La lección chilena, para la izquierda peruana

En la cultura política de los sectores extremistas de la izquierda latinoamericana, se imagina siempre de un modo determinista, que un estallido social o un auge de la protesta social, siempre se reflejará en los resultados electorales. Se cree que una correlación social obtenida en una determinada fase de un proceso, será lineal por un largo tiempo y motivo suficiente para justificar un discurso que avala a regímenes dictatoriales como el de Cuba, Nicaragua y Venezuela. Esa matriz cultural es la que ha fracasado en Chile y pone en evidencia no solo un probable triunfo de la extrema derecha en Chile, en la segunda vuelta electoral, sino que la nueva carta magna que elabora la actual Convención Constituyente sea desaprobada en el referéndum de octubre del 2022.

 

Esa cultura, tiene a la base un pensamiento binario, sobre el cual se construye un discurso de polarización de “clase contra clase”, “pueblo versus oligarquía”, “socialismo versus neoliberalismo” o “pueblo contra capitalistas”, como si el capitalismo actual fuera el de hace un siglo atrás. No toman en cuenta que las sociedades latinoamericanas, como las de todo el orbe, acusan ahora una estratificación social más compleja y atravesadas por la poderosa influencia de las redes sociales y el predominio de una cultura audiovisual. La derrota de la izquierda chilena en la primera vuelta, es también una dura lección para aquellos izquierdistas peruanos que creen que la derrota de la derecha peruana, en las elecciones de junio de este año, es un triunfo puro de una propuesta socialista y una derrota ideológica del neoliberalismo. Ninguna de las dos cosas.

 

La izquierda chilena, liderada principalmente por el candidato Gabriel Boric (Convergencia Social) cometió tres errores centrales en la campaña de la primera vuelta. En primer lugar, le faltó un firme deslinde con las dictaduras de Cuba, Nicaragua y Venezuela; con los excesos de violencia extrema en el estallido social de octubre del 2019, una actitud condescendiente con el narcotráfico y la subestimación de la demanda ciudadana de seguridad pública. En segundo lugar, la dispersión en cuatro candidaturas a la presidencia, erosionando el bloque social que sustenta la mayoría en la Convención Constituyente y, finalmente, la subestimación de los logros del modelo económico neoliberal que por largos años venía imperando en Chile.
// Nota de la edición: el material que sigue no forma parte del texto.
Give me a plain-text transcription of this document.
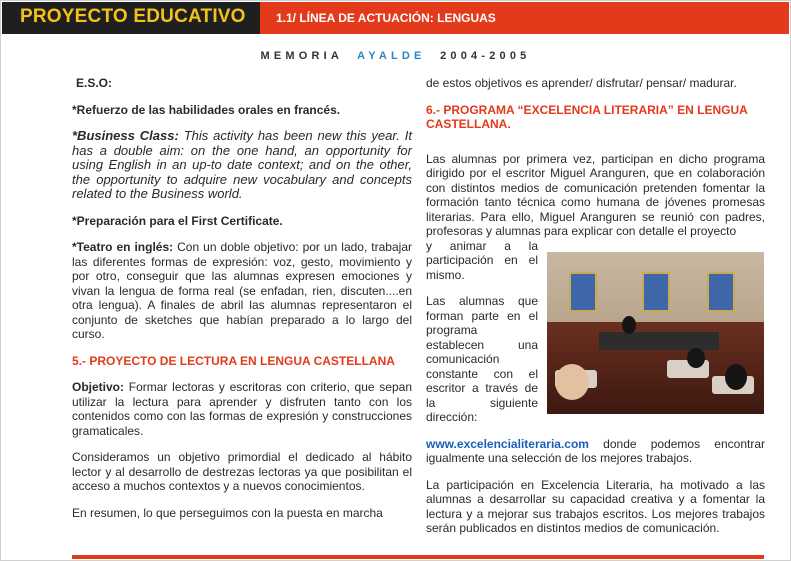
PROYECTO EDUCATIVO	1.1/ LÍNEA DE ACTUACIÓN: LENGUAS
MEMORIA AYALDE 2004-2005
E.S.O:
*Refuerzo de las habilidades orales en francés.
*Business Class: This activity has been new this year. It has a double aim: on the one hand, an opportunity for using English in an up-to date context; and on the other, the opportunity to adquire new vocabulary and concepts related to the Business world.
*Preparación para el First Certificate.
*Teatro en inglés: Con un doble objetivo: por un lado, trabajar las diferentes formas de expresión: voz, gesto, movimiento y por otro, conseguir que las alumnas expresen emociones y vivan la lengua de forma real (se enfadan, rien, discuten....en otra lengua). A finales de abril las alumnas representaron el conjunto de sketches que habían preparado a lo largo del curso.
5.- PROYECTO DE LECTURA EN LENGUA CASTELLANA
Objetivo: Formar lectoras y escritoras con criterio, que sepan utilizar la lectura para aprender y disfruten tanto con los contenidos como con las formas de expresión y construcciones gramaticales.
Consideramos un objetivo primordial el dedicado al hábito lector y al desarrollo de destrezas lectoras ya que posibilitan el acceso a muchos contextos y a nuevos conocimientos.
En resumen, lo que perseguimos con la puesta en marcha
de estos objetivos es aprender/ disfrutar/ pensar/ madurar.
6.- PROGRAMA “EXCELENCIA LITERARIA” EN LENGUA CASTELLANA.
Las alumnas por primera vez, participan en dicho programa dirigido por el escritor Miguel Aranguren, que en colaboración con distintos medios de comunicación pretenden fomentar la formación tanto técnica como humana de jóvenes promesas literarias. Para ello, Miguel Aranguren se reunió con padres, profesoras y alumnas para explicar con detalle el proyecto
y animar a la participación en el mismo.
Las alumnas que forman parte en el programa establecen una comunicación constante con el escritor a través de la siguiente dirección:
www.excelencialiteraria.com donde podemos encontrar igualmente una selección de los mejores trabajos.
La participación en Excelencia Literaria, ha motivado a las alumnas a desarrollar su capacidad creativa y a fomentar la lectura y a mejorar sus trabajos escritos. Los mejores trabajos serán publicados en distintos medios de comunicación.
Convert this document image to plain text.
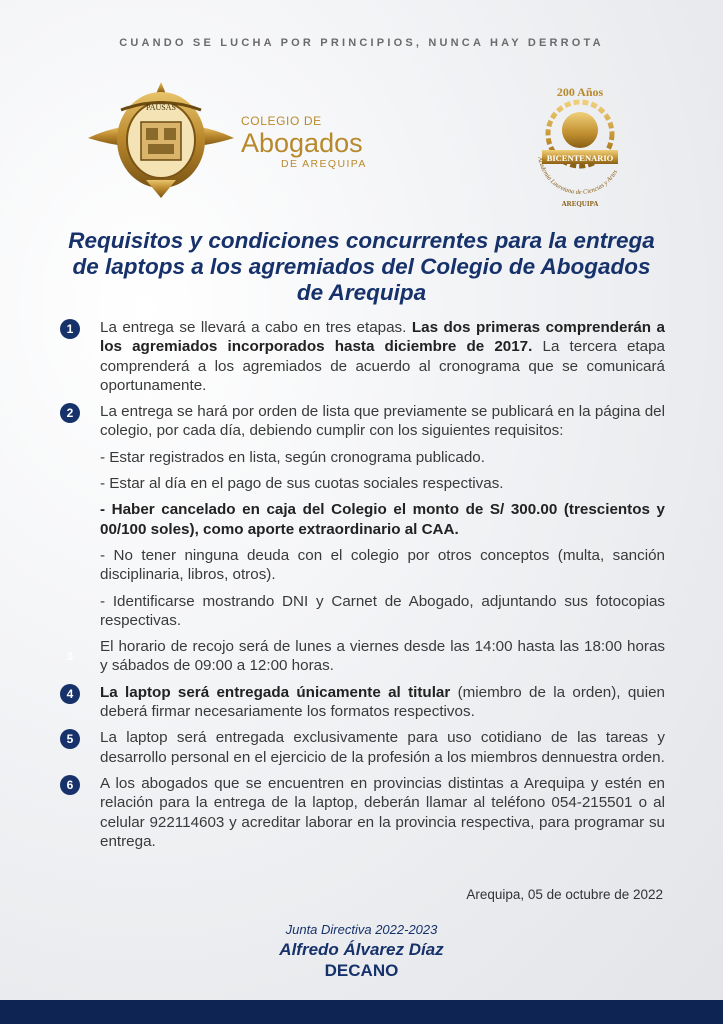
CUANDO SE LUCHA POR PRINCIPIOS, NUNCA HAY DERROTA
PAUSAS
COLEGIO DE
Abogados
DE AREQUIPA
200 Años
BICENTENARIO
Academia Lauretana de Ciencias y Artes
AREQUIPA
Requisitos y condiciones concurrentes para la entrega de laptops a los agremiados del Colegio de Abogados de Arequipa
1	La entrega se llevará a cabo en tres etapas. Las dos primeras comprenderán a los agremiados incorporados hasta diciembre de 2017. La tercera etapa comprenderá a los agremiados de acuerdo al cronograma que se comunicará oportunamente.
2	La entrega se hará por orden de lista que previamente se publicará en la página del colegio, por cada día, debiendo cumplir con los siguientes requisitos:
- Estar registrados en lista, según cronograma publicado.
- Estar al día en el pago de sus cuotas sociales respectivas.
- Haber cancelado en caja del Colegio el monto de S/ 300.00 (trescientos y 00/100 soles), como aporte extraordinario al CAA.
- No tener ninguna deuda con el colegio por otros conceptos (multa, sanción disciplinaria, libros, otros).
- Identificarse mostrando DNI y Carnet de Abogado, adjuntando sus fotocopias respectivas.
3
El horario de recojo será de lunes a viernes desde las 14:00 hasta las 18:00 horas y sábados de 09:00 a 12:00 horas.
4	La laptop será entregada únicamente al titular (miembro de la orden), quien deberá firmar necesariamente los formatos respectivos.
5	La laptop será entregada exclusivamente para uso cotidiano de las tareas y desarrollo personal en el ejercicio de la profesión a los miembros dennuestra orden.
6	A los abogados que se encuentren en provincias distintas a Arequipa y estén en relación para la entrega de la laptop, deberán llamar al teléfono 054-215501 o al celular 922114603 y acreditar laborar en la provincia respectiva, para programar su entrega.
Arequipa, 05 de octubre de 2022
Junta Directiva 2022-2023
Alfredo Álvarez Díaz
DECANO
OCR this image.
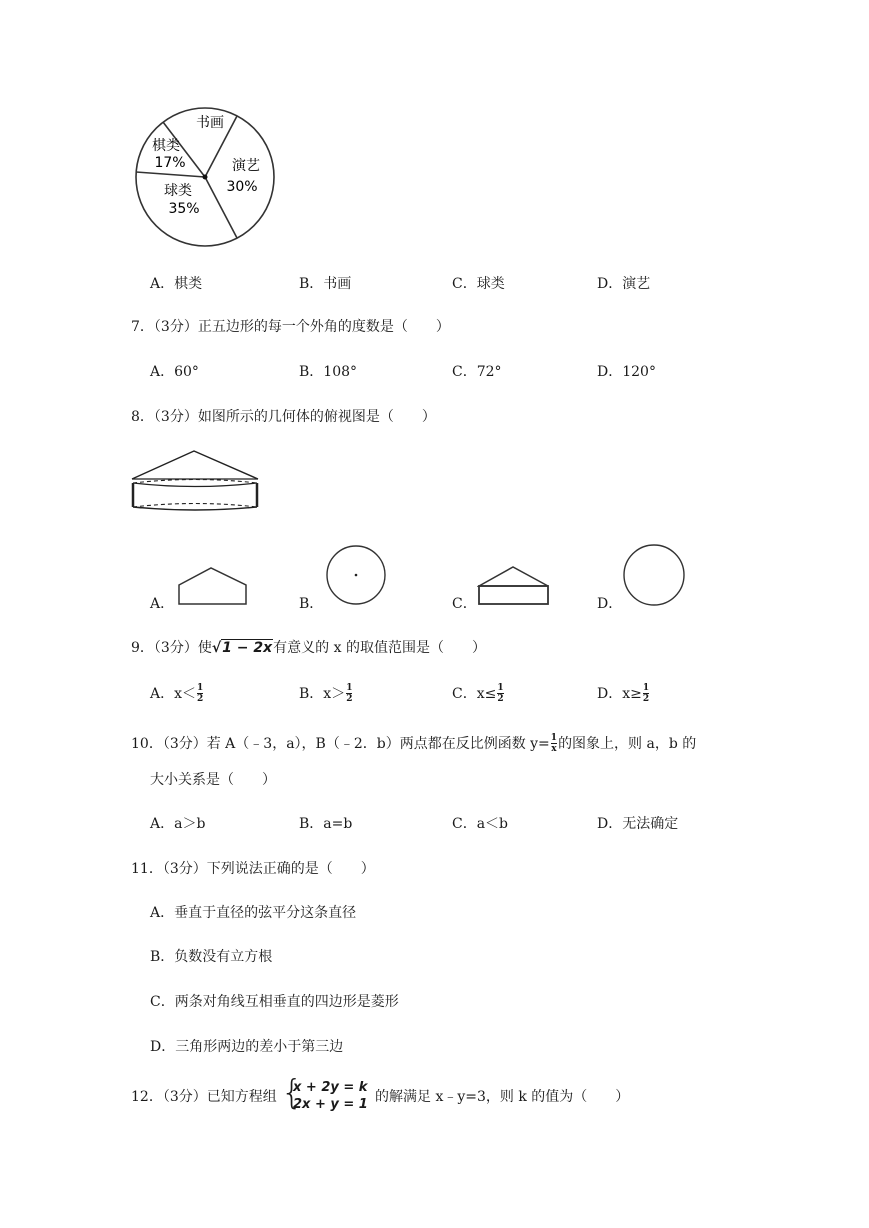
书画
棋类
17%	演艺
30%
球类
35%
A．棋类	B．书画	C．球类	D．演艺
7．（3分）正五边形的每一个外角的度数是（　　）
A．60°	B．108°	C．72°	D．120°
8．（3分）如图所示的几何体的俯视图是（　　）
A．	B．	C．	D．
9．（3分）使√1 − 2x有意义的 x 的取值范围是（　　）
A．$x< \frac{1}{2}$	B．$x> \frac{1}{2}$	C．$x\le \frac{1}{2}$	D．$x\ge \frac{1}{2}$
10．（3分）若 A（﹣3，a），B（﹣2．b）两点都在反比例函数 $y= \frac{1}{x}$ 的图象上，则 a，b 的
大小关系是（　　）
A．a＞b	B．a=b	C．a＜b	D．无法确定
11．（3分）下列说法正确的是（　　）
A．垂直于直径的弦平分这条直径
B．负数没有立方根
C．两条对角线互相垂直的四边形是菱形
D．三角形两边的差小于第三边
12．（3分）已知方程组 {
x + 2y = k
2x + y = 1 的解满足 x﹣y=3，则 k 的值为（　　）
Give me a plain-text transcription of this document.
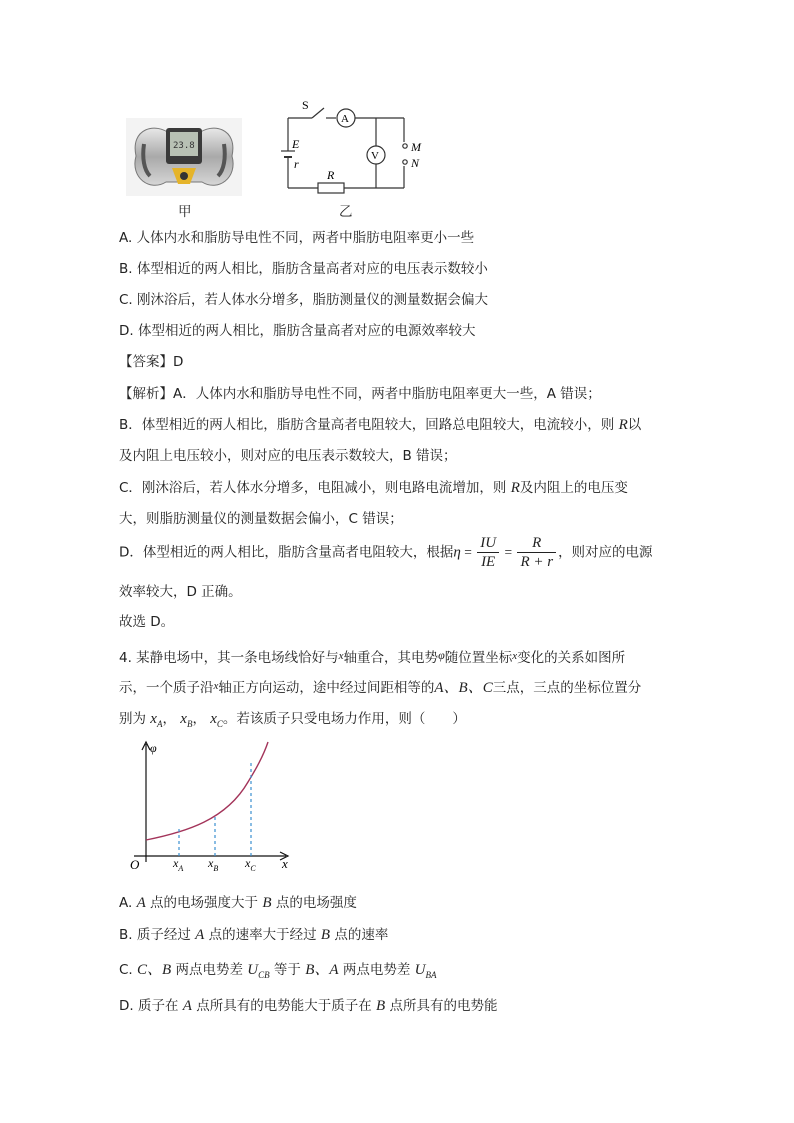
23.8
甲
S
A
V
E
r
R
M
N
乙
A. 人体内水和脂肪导电性不同，两者中脂肪电阻率更小一些
B. 体型相近的两人相比，脂肪含量高者对应的电压表示数较小
C. 刚沐浴后，若人体水分增多，脂肪测量仪的测量数据会偏大
D. 体型相近的两人相比，脂肪含量高者对应的电源效率较大
【答案】D
【解析】A．人体内水和脂肪导电性不同，两者中脂肪电阻率更大一些，A 错误；
B．体型相近的两人相比，脂肪含量高者电阻较大，回路总电阻较大，电流较小，则 R以
及内阻上电压较小，则对应的电压表示数较大，B 错误；
C．刚沐浴后，若人体水分增多，电阻减小，则电路电流增加，则 R及内阻上的电压变
大，则脂肪测量仪的测量数据会偏小，C 错误；
D．体型相近的两人相比，脂肪含量高者电阻较大，根据$\eta = \frac{IU}{IE} = \frac{R}{R + r}$ ，则对应的电源
效率较大，D 正确。
故选 D。
4. 某静电场中，其一条电场线恰好与$^x$轴重合，其电势φ随位置坐标$^x$变化的关系如图所
示，一个质子沿$^x$轴正方向运动，途中经过间距相等的A、B、C三点，三点的坐标位置分
别为 $x_A$， $x_B$， $x_C$。若该质子只受电场力作用，则（　　）
φ
O	x
$x_A$ $x_B$ $x_C$
A. A 点的电场强度大于 B 点的电场强度
B. 质子经过 A 点的速率大于经过 B 点的速率
C. C、B 两点电势差 $U_{CB}$ 等于 B、A 两点电势差 $U_{BA}$
D. 质子在 A 点所具有的电势能大于质子在 B 点所具有的电势能
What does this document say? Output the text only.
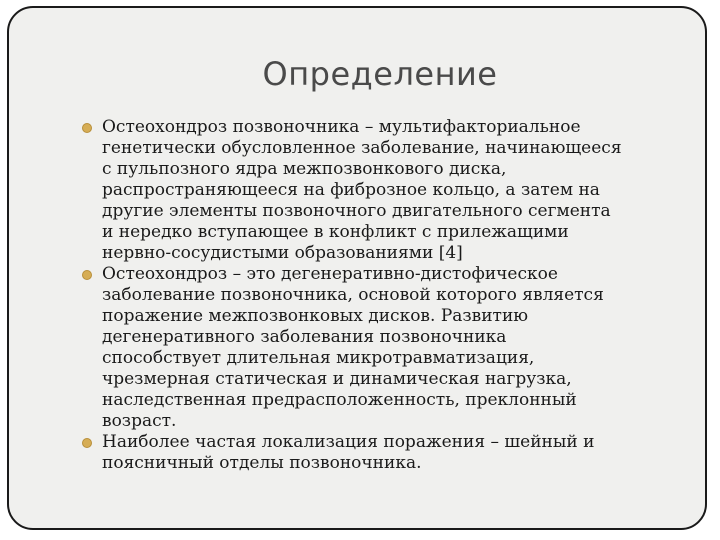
Определение
Остеохондроз позвоночника – мультифакториальное
генетически обусловленное заболевание, начинающееся
с пульпозного ядра межпозвонкового диска,
распространяющееся на фиброзное кольцо, а затем на
другие элементы позвоночного двигательного сегмента
и нередко вступающее в конфликт с прилежащими
нервно-сосудистыми образованиями [4]
Остеохондроз – это дегенеративно-дистофическое
заболевание позвоночника, основой которого является
поражение межпозвонковых дисков. Развитию
дегенеративного заболевания позвоночника
способствует длительная микротравматизация,
чрезмерная статическая и динамическая нагрузка,
наследственная предрасположенность, преклонный
возраст.
Наиболее частая локализация поражения – шейный и
поясничный отделы позвоночника.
Todos estos errores tienen a la base ese equivocado convencimiento de que los aplastantes resultados electorales a favor de las izquierdas al elegir los representantes a la Convención Constituyente, iban a pasar por agua tibia la negativa influencia del Partido Comunista de Chile, en la campaña de Boric.

 

Los izquierdistas chilenos creyeron que el estado de ánimo promedio del electorado, era el mismo que en la elección de la Convención Constituyente o del propio estallido social de octubre de 2019. No se percataron que ahora la demanda de orden y paz se ha equiparado con la demanda de cambio con justicia social. No han entendido que el rumbo que tiene que avizorar la Convención Constituyente no es de una refundación total, sino de una renovación con continuidad. Esa falta de comprensión que los cambios no pueden ser maximalistas y abruptos es lo que explica porque la Democracia Cristiana chilena haya puesto reparos a la campaña de Boric y que, los sectores liberales emergentes, tengan desconfianza en la influencia del Partido Comunista, sobre el candidato de Convergencia Social. Pretender que todo lo que se hizo con el modelo predominante durante 16 años, es malo y descartable, es un grave error y es ese el discurso que ahuyentó a los sectores medios y la clase empresarial. La demonización del neoliberalismo es equivalente a aquella que hace la extrema derecha frente a toda propuesta que provenga de la izquierda. Con esa cultura dicotómica no se puede articular un nuevo contrato social.

 

Eso explica, también, porque el discurso del candidato derechista, José Antonio Kast (Partido Republicano), poco a poco, se haya apoderado del discurso propositivo de paz, orden, lucha contra la delincuencia y el narcotráfico, descafeinando sus propuestas ultraconservadoras, mientras que el candidato izquierdista Boric, se encapsuló en su discurso reduccionista de justicia social, sin haber perfilado un nuevo periodo de cambios sociales que acaben con un largo periodo de movilización social, que tiene un alto costo social y de la propiedad privada; sin certidumbre de hacia a dónde va la sociedad chilena, algo que hasta ahora no se perfila en lo avanzado del nuevo texto constitucional. Una hipótesis del desanimo de una parte del electorado de izquierda, es el hecho que la cantidad de electores que asistieron a las urnas fue del 46.5%, mientras que para la Convención Constituyente fue del 50.9%, esta vez con una alta ausencia de jóvenes, aquellos que probablemente hubieran votado por Boric.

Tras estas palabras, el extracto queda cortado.